At first I thought this idea was crazy. I had to google how many laps a 10k on a track was and when I read 25 laps I thought there was no way I could handle that mentally! It would be so boring! I wrestled this over in my mind and ultimately decided I was being silly and needed to just give it a try. The time trial ended up going great and I ran 38:08.


While the track can be boring, it is nice because you can measure the distance accurately, there is no traffic to worry about, and you usually have somewhere to put water bottles, sweats, etc.


Eat Like It's Race Day

Like many runners my nutrition is slightly different right before a race then on normal days.

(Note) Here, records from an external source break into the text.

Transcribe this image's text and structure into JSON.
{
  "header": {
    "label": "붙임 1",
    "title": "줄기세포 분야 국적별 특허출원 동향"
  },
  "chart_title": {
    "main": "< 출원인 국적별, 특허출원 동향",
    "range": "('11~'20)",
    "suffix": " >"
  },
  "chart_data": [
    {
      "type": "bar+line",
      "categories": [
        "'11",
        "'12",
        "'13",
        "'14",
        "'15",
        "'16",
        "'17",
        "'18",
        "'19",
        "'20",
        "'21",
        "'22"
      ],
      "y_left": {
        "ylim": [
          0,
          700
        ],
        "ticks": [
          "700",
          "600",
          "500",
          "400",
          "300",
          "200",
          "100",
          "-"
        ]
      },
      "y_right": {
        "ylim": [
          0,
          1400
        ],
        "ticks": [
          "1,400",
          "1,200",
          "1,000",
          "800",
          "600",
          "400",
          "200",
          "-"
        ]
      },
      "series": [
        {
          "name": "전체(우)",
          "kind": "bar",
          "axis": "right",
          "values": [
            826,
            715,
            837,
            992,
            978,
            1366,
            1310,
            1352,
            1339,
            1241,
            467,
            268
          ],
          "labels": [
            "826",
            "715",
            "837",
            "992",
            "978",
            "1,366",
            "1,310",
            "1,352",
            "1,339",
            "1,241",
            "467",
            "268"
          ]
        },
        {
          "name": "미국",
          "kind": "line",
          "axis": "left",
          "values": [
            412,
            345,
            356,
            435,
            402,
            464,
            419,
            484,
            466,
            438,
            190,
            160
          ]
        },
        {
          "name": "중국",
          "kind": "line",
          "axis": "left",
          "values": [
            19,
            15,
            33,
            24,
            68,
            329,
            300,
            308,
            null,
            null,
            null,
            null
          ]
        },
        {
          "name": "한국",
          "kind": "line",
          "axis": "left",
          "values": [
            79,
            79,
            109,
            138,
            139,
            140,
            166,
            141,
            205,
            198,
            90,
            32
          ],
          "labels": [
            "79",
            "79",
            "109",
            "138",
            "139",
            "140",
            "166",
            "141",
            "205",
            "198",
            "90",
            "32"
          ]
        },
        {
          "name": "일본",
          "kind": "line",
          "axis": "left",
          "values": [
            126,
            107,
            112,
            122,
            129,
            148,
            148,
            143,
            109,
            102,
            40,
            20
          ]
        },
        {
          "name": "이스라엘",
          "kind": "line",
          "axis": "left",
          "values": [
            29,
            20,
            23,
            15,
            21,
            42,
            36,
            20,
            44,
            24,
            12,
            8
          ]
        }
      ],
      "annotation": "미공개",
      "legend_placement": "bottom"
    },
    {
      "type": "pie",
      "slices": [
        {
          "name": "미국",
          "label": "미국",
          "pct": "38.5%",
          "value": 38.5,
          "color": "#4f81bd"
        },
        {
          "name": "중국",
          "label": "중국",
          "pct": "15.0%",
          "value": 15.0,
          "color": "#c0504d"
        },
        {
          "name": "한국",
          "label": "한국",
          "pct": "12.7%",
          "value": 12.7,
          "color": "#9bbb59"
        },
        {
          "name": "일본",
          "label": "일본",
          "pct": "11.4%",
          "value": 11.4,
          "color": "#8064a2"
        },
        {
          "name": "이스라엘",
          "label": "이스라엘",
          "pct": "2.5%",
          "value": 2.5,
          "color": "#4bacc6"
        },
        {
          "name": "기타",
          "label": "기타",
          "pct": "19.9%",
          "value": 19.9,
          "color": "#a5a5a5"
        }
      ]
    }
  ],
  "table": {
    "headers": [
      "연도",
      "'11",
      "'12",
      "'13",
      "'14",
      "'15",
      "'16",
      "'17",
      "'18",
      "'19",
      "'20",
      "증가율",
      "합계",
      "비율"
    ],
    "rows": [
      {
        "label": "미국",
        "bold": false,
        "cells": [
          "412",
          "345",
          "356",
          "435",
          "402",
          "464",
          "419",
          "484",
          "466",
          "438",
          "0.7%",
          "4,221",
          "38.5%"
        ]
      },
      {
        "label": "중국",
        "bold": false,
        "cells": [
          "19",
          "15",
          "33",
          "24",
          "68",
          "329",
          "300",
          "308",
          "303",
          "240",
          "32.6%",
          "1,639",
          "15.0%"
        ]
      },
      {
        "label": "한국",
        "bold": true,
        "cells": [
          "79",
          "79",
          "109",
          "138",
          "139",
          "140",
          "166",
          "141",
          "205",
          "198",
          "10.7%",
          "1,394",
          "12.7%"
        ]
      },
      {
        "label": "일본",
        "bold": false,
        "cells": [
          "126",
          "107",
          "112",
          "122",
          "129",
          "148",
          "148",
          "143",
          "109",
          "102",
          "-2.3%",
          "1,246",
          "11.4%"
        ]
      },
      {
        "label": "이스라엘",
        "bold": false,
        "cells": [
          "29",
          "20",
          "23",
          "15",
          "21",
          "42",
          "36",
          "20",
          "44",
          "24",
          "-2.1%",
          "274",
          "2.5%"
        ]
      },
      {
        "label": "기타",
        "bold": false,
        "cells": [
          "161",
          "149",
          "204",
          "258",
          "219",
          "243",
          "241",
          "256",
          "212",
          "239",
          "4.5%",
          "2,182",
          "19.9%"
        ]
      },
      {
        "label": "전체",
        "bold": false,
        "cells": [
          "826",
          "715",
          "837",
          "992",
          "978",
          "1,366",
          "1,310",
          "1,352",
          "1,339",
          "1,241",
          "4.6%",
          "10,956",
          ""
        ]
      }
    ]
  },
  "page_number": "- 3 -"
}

For both my 10k and 5k time trial, I ate a few extra calories (in the form of carbs) the day before I planned to run. I am an early morning runner and usually I just have coffee before running. On the morning of a time trial, I change this up and I have a little breakfast before. I like having some instant oatmeal with 1 scoop of chocolate Generation UCAN, and some almond milk. I also take a Vespa Junior about 30 minutes before I am plan to start my run. If I feel like I need it, I may take a Honey Stinger gel right before the time trail. This also means I have to get up a little extra early to let my food settle. I use the extra time to foam roll and do some activation exercises.





Dress Like It's Race Day

Putting on the same type of outfit and shoes that you normally wear on race day will put you in the right frame of mind to run fast. I don't wear a "race kit," I like to wear shorts and a light weight tank, but if that's what you normally race in, that is what you should wear. I also don't have any carbon fiber or special foam racing shoes (yet), but if you have racing flats or "special" racing shoes, this is a perfect time to practice running in them before a real race.


Set a Firm Goal

The first time trial I ever did, I did not set a specific time goal beforehand, I simply thought, "I will run as fast as I can." Well as soon as the run got hard, I quit trying hard. Since then, I have had a clear time goal that I want to achieve going into every time trial. I think of the clock as an opponent running next to me. If that watch starts to beat me, I push harder, even if it hurts. If you want to reach a goal, you may have to hurt a little, but it is only temporary.


Virtual races make goal setting even easier. You can set a time goal, but you could also set a goal like ranking in the top 10% of your age group or win your age group! Don't limit yourself.


Warm Up

It took me a long time to "believe" a warm up helped you perform better. I think because not so long ago running felt really hard to me, I never wanted to run more miles then I "had to." Or maybe I was trying to "conserve my energy." I now know, doing a nice slow warm up will get your muscles loose, warm, and ready to run fast. Don't skip it!


Have a Pump Up Jam

Finally, I love to listen to a good pump up jam while I am warming up. In the music department, I am a super, lame mom at the moment, so you don't even want my playlist, it's a decade old. It does get ME pumped up though, so listen to whatever gets you in the mood to run fast.


Reflect

After your time trial take the opportunity to look back and consider what went well and what you would like to improve on in the future or in a real race. Did your route work well or should you try a different location? I take a mental note about my nutrition. Did I feel hungry, too full, or just right? How did my pacing feel? Did I go out too fast or too slow? Did I warm up enough or did I still feel a little tight when I started? All this information will help you execute your next race to your full potential.


Do you have any tips for running a fast time trial or virtual race? What is your favorite pump up jam?